The United States asserts that Japan has failed to meet that burden. The 1916 Act is clearly susceptible to an interpretation that is WTO‑consistent and, in fact, all final judicial decisions that have considered the 1916 Act have interpreted it as such.26 Indeed, US courts have repeatedly admonished that the 1916 Act "should be interpreted whenever possible to parallel the unfair competition law applicable to domestic commerce."27 Interpreting the 1916 Act to parallel domestic unfair competition law is clearly consistent with WTO obligations ‑ particularly, Article VI of the GATT 1994 and the Anti‑Dumping Agreement ‑ because the WTO does not govern competition laws.28 In addition, a law regarding imports that "parallels" a domestic law would not raise any national treatment concerns under Article III of the GATT 1994.
The United States points out that the elements of the 1916 Act and the relevant case law, which demonstrate the anti‑trust nature and purpose of the Act are discussed more fully below. The point here is that the statute is susceptible to an interpretation that is consistent with WTO obligations. Again, because Japan has challenged the 1916 Act as such and not any specific application of the Act, Japan must demonstrate that there is no interpretation of the 1916 Act that would be WTO‑consistent. This has not been the case. Not only have the US courts interpreted the 1916 Act consistently as an anti‑trust statute whose elements are not the same as the "dumping" and "injury" elements of the Anti‑Dumping Agreement, but also any susceptibility that particular elements of a 1916 Act claim
23 Murray v. Schooner Charming Betsy, 6 U.S. (2 Cranch) 64, 118 (1804) (hereinafter "Charming Betsy").

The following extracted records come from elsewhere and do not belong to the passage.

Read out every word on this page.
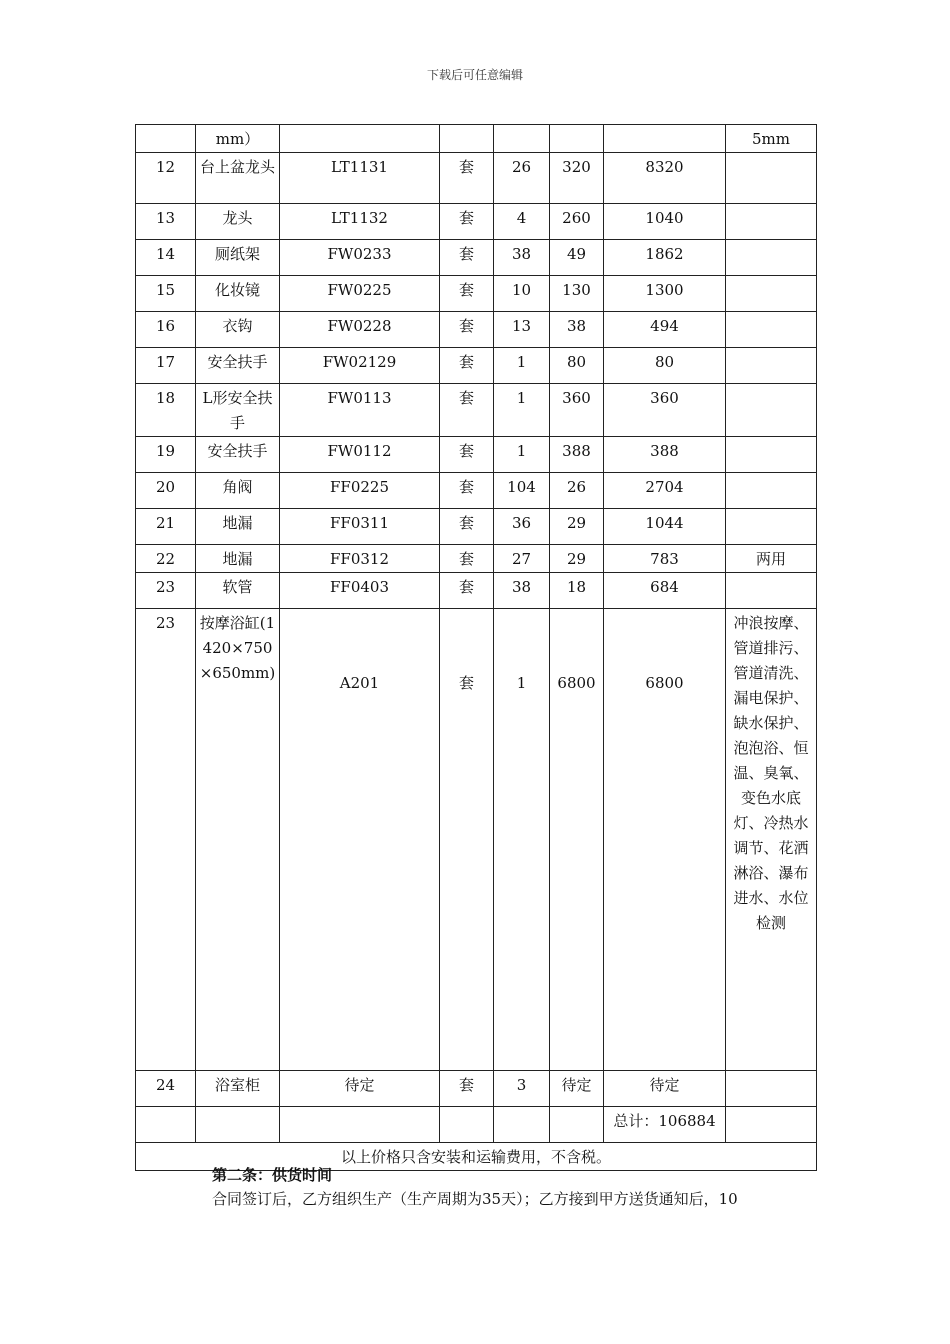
下载后可任意编辑
	mm）						5mm
12	台上盆龙头	LT1131	套	26	320	8320	
13	龙头	LT1132	套	4	260	1040	
14	厕纸架	FW0233	套	38	49	1862	
15	化妆镜	FW0225	套	10	130	1300	
16	衣钩	FW0228	套	13	38	494	
17	安全扶手	FW02129	套	1	80	80	
18	L形安全扶手	FW0113	套	1	360	360	
19	安全扶手	FW0112	套	1	388	388	
20	角阀	FF0225	套	104	26	2704	
21	地漏	FF0311	套	36	29	1044	
22	地漏	FF0312	套	27	29	783	两用
23	软管	FF0403	套	38	18	684	
23	按摩浴缸(1420×750×650mm)	A201	套	1	6800	6800	冲浪按摩、管道排污、管道清洗、漏电保护、缺水保护、泡泡浴、恒温、臭氧、变色水底灯、冷热水调节、花洒淋浴、瀑布进水、水位检测
24	浴室柜	待定	套	3	待定	待定	
						总计：106884	
以上价格只含安装和运输费用，不含税。							
第二条：供货时间
合同签订后，乙方组织生产（生产周期为35天）；乙方接到甲方送货通知后，10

24 Footwear Distributors and Retailers of America v. United States, 852 F. Supp. 1078, 1088 (CIT), appeal dismissed, 43 F.3d 1486 (Table) (Fed. Cir. 1994), citing DeBartolo Corp. v. Florida Gulf Coast Building and Trades Council, 485 U.S. 568 (1988). The United States also refers to the Restatement (Third) of the Foreign Relations of the United States, s. 114 (1987).
25 The United States refers to United States ‑ Tobacco, Op.Cit., para. 123.
26 In response to a question of Japan, the United States notes that in making this argument it is not implicitly admitting that the 1916 Act is capable of being interpreted in a manner that is WTO-inconsistent.
27 494 F. Supp. at 1223 (emphasis added by the United States).
28 In this regard, the United States notes that even Japan acknowledges that the Zenith III court "applied anti‑trust standards to determine liability". Japan does not dispute that the WTO agreements do not prohibit anti‑trust measures.